Remark Both in Stallings theorem and in Bowditch JSJ theory there are some classes of groups that can be thought of as "exceptional". In Stallings theorem these are the groups with 2 ends (all commensurable to $\mathbb Z$ ) and in Bowditch's theorem it is hyperbolic triangle groups (although their boundary has local cut points they do not split). As one tries to generalize these theorems to splittings over $\mathbb Z ^n$ it is natural to expect that the number of "exceptions" increases. The question above avoids this technical issue by formulating the problem so that exceptions are ruled out.

Some evidence in favor of this is provided by MR1998479 and MR2300450.

It is interesting to note that some of the above questions can be stated also for locally connected continua (especially homogeneous continua).
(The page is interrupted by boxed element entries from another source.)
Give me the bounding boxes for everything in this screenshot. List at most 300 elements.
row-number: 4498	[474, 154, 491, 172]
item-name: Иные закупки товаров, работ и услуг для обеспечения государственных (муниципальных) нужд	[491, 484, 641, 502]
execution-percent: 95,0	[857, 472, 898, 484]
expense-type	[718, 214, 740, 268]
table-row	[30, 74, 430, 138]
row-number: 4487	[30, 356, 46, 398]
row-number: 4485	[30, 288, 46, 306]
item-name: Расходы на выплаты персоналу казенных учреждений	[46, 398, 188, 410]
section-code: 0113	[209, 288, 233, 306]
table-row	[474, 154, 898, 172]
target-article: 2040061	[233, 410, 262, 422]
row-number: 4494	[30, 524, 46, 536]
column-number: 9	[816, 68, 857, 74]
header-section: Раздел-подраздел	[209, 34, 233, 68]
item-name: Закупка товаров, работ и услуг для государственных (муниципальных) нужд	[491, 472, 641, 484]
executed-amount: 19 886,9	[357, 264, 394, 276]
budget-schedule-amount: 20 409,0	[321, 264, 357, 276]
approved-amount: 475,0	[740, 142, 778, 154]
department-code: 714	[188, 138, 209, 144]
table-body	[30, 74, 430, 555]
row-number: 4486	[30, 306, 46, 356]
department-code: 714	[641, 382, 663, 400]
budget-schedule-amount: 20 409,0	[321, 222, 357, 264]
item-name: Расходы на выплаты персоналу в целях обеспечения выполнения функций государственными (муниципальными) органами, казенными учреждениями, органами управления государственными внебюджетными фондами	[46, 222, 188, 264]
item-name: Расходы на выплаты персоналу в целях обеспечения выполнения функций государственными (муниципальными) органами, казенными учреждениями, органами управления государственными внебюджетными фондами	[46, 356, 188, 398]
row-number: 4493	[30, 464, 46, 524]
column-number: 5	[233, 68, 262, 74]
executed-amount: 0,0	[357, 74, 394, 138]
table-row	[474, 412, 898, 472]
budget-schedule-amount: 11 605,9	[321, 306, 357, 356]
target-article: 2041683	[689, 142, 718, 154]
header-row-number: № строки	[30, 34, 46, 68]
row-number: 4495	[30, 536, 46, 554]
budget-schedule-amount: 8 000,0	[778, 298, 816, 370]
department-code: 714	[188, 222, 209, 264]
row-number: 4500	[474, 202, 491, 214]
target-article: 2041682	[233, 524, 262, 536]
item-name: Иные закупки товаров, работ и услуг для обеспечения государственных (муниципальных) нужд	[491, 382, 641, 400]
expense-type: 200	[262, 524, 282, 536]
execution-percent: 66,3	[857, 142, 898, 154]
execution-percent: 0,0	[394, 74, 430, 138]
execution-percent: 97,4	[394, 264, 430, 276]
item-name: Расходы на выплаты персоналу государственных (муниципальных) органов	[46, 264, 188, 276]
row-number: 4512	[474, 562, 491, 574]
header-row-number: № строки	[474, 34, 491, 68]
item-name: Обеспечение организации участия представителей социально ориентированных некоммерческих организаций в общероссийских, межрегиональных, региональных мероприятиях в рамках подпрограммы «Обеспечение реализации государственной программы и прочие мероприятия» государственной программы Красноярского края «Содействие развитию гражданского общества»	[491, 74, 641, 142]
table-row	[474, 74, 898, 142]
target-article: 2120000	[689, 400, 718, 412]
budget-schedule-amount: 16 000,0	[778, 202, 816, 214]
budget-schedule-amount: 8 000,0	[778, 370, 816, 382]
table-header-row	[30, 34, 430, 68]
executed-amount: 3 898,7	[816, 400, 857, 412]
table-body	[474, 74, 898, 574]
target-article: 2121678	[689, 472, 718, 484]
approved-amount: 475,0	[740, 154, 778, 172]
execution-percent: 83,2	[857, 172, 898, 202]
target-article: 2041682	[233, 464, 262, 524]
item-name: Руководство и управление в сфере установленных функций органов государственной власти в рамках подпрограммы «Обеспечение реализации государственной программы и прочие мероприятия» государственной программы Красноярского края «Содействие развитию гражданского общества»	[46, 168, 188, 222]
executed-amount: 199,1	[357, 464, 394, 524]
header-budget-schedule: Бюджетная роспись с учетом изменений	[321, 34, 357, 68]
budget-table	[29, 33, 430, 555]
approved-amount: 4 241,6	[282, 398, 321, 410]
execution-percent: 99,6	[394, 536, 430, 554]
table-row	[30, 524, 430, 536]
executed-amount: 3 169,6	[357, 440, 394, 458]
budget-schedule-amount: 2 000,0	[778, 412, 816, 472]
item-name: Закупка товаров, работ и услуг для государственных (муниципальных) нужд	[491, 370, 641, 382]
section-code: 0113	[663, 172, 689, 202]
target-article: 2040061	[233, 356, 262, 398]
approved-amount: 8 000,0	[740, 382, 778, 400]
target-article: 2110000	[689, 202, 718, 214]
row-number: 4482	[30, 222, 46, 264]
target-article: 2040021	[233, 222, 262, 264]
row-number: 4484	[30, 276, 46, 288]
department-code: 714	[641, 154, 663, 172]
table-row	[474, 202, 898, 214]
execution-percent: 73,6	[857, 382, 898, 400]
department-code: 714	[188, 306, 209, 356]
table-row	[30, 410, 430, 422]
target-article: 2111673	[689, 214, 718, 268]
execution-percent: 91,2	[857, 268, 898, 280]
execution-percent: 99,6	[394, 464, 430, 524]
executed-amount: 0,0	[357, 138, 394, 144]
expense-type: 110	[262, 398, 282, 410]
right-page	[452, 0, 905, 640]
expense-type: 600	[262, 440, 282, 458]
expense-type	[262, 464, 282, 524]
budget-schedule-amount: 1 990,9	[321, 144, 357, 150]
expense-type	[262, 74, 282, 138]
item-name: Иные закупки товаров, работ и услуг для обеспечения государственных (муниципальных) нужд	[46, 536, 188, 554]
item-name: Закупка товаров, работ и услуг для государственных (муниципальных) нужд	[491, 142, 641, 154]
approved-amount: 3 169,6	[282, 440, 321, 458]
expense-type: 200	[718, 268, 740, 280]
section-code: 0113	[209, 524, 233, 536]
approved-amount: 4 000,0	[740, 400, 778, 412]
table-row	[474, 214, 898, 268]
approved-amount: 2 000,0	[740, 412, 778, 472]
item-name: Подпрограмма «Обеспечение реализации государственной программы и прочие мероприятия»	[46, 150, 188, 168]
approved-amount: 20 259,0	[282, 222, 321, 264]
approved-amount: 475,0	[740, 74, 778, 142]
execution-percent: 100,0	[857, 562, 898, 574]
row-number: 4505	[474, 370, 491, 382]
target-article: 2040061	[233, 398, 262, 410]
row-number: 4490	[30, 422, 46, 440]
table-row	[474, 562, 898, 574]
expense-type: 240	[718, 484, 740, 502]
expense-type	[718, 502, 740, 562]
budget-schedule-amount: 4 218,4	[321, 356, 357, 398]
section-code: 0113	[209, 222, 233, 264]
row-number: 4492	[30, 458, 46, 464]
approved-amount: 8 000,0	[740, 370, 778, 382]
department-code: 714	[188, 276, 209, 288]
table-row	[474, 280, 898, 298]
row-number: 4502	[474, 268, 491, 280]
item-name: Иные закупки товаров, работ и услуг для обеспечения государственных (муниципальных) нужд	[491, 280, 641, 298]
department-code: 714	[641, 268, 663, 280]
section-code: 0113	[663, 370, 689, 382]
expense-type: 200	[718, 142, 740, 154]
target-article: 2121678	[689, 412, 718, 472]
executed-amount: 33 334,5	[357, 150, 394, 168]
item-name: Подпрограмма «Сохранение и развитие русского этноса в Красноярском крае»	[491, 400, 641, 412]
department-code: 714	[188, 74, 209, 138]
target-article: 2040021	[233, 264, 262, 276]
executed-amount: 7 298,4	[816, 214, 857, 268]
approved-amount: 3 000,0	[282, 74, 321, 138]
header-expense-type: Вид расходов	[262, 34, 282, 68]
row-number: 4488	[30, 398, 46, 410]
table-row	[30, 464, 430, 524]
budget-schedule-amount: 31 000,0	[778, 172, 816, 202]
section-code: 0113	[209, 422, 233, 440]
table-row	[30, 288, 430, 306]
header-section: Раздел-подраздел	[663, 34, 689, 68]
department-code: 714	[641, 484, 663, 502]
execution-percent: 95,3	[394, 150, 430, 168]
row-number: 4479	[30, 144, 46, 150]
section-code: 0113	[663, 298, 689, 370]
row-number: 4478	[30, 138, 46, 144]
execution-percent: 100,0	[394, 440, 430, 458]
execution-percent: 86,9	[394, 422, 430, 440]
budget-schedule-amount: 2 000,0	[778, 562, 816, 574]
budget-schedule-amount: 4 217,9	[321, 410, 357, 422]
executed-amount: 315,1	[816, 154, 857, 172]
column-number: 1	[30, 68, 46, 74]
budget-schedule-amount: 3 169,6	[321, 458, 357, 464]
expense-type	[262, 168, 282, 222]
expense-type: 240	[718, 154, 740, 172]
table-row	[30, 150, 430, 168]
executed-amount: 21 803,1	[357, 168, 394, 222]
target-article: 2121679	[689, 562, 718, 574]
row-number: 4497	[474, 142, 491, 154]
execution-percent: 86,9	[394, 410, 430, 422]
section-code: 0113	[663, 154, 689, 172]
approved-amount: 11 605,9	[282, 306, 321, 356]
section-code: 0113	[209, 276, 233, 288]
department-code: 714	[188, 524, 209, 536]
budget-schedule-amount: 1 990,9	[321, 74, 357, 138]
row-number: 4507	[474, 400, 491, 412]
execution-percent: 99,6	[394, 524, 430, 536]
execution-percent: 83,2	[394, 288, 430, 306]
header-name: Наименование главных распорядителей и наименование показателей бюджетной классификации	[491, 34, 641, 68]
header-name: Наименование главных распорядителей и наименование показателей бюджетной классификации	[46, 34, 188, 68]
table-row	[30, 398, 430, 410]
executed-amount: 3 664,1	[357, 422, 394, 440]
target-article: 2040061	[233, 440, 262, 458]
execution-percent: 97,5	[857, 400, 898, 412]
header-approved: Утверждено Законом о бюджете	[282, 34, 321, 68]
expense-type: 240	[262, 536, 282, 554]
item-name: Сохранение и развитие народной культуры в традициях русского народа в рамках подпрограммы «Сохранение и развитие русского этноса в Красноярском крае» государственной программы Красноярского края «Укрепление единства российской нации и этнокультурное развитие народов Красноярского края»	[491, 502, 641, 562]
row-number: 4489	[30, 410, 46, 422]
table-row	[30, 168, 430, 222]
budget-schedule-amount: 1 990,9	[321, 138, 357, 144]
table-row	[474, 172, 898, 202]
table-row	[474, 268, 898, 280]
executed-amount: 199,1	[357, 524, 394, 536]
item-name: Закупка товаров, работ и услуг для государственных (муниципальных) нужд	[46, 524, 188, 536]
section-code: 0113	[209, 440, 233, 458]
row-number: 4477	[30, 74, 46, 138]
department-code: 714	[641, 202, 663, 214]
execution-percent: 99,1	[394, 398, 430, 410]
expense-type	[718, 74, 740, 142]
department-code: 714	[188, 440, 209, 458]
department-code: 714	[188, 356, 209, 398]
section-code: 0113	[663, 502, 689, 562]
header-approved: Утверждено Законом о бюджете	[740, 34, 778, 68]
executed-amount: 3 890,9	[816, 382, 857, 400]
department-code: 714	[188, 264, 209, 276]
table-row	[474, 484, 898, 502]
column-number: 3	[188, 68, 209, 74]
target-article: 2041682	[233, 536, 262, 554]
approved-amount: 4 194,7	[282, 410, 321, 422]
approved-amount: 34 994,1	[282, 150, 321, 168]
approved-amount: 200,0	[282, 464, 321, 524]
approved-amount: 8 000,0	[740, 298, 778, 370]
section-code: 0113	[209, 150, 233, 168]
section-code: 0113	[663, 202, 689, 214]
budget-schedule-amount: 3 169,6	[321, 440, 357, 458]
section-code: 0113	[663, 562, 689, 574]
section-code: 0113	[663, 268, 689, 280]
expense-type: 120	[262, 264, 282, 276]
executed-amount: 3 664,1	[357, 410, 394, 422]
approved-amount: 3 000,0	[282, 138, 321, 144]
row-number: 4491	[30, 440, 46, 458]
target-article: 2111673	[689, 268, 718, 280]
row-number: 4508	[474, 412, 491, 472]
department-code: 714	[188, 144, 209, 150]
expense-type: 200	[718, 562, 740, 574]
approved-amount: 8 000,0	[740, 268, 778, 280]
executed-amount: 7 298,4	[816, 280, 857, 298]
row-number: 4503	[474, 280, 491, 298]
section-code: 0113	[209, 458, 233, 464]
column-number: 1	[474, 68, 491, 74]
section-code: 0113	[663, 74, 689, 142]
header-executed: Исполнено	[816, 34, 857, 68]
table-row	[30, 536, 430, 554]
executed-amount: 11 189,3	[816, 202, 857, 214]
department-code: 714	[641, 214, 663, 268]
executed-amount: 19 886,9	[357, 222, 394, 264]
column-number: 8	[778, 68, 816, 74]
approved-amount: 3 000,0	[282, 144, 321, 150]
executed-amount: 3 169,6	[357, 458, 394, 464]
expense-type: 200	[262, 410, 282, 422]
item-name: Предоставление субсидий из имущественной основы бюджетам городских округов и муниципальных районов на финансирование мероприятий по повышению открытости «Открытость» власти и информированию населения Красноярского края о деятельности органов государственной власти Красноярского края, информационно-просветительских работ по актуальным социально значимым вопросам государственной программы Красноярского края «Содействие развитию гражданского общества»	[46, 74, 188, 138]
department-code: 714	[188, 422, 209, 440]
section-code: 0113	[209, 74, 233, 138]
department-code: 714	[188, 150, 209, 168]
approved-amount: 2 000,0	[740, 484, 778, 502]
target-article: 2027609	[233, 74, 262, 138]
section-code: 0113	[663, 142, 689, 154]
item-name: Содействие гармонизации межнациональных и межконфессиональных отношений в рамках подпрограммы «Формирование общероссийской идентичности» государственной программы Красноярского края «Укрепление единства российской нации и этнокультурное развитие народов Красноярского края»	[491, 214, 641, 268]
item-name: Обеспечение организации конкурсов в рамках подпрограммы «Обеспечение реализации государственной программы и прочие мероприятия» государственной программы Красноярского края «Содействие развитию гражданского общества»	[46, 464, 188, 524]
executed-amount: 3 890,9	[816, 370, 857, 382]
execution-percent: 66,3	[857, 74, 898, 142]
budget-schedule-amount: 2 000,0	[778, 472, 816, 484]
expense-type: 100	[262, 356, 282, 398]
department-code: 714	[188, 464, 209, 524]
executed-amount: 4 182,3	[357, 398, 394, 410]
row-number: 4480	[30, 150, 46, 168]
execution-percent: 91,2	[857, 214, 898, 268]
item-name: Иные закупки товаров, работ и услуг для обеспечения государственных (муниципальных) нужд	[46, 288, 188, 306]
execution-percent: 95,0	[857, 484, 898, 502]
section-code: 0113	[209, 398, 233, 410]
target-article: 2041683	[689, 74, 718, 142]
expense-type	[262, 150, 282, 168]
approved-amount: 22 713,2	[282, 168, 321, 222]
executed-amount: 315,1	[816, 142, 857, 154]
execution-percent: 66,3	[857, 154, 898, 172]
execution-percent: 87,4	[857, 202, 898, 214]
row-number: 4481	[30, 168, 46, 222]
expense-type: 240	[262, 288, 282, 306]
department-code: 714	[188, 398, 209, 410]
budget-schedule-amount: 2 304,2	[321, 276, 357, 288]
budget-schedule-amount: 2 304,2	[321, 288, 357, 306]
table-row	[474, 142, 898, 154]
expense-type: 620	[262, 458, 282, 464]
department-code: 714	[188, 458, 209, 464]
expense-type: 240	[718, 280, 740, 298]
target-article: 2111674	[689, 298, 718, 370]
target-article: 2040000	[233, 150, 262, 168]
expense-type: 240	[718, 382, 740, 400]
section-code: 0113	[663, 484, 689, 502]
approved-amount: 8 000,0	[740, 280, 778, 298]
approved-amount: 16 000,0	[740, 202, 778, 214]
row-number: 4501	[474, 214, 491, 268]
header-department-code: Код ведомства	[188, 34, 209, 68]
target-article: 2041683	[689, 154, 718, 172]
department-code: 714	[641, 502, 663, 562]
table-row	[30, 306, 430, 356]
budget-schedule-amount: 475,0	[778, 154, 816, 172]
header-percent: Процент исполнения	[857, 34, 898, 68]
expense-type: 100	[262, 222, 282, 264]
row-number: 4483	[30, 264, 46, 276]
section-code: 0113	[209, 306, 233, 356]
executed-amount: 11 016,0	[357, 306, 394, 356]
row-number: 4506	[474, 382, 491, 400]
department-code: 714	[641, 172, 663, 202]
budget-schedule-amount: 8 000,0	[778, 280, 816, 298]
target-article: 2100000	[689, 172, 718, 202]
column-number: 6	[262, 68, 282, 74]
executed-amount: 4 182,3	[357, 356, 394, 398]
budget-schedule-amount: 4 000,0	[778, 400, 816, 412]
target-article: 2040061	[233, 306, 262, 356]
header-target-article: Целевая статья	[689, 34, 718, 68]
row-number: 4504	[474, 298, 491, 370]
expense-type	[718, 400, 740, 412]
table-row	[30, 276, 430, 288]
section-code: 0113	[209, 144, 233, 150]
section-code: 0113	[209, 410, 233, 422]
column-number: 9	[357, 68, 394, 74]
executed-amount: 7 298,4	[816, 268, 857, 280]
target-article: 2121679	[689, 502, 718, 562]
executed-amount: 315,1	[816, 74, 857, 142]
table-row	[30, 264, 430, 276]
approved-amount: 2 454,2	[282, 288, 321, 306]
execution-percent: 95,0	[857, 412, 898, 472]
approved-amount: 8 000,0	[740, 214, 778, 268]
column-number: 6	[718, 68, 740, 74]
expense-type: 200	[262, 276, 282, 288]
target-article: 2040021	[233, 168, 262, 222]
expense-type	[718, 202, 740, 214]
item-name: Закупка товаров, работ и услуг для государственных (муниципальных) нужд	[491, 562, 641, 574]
For example the question on quasi-rays that separate has the following twin:

Problem 4.8 (Comments) (Papasoglu) Let $X$ be a locally connected homogeneous continuum of dimension $\geq 2$ . Is it true that $X$ is not separated by an arc?

Remark The answer is positive in the case of simply connected continua ( math.GN/0611817) which heuristically corresponds to the case of finitely presented groups. Several people have noted affinities between continua and groups. It is worth noting that locally connected homogeneous continua of dimension 1 were classified by Anderson ( MR0096181) while boundaries of hyperbolic groups of dimension 1 were classified by Kapovich-Kleiner ( MR1834498). One does not know much in either case when dimension is greater than 1.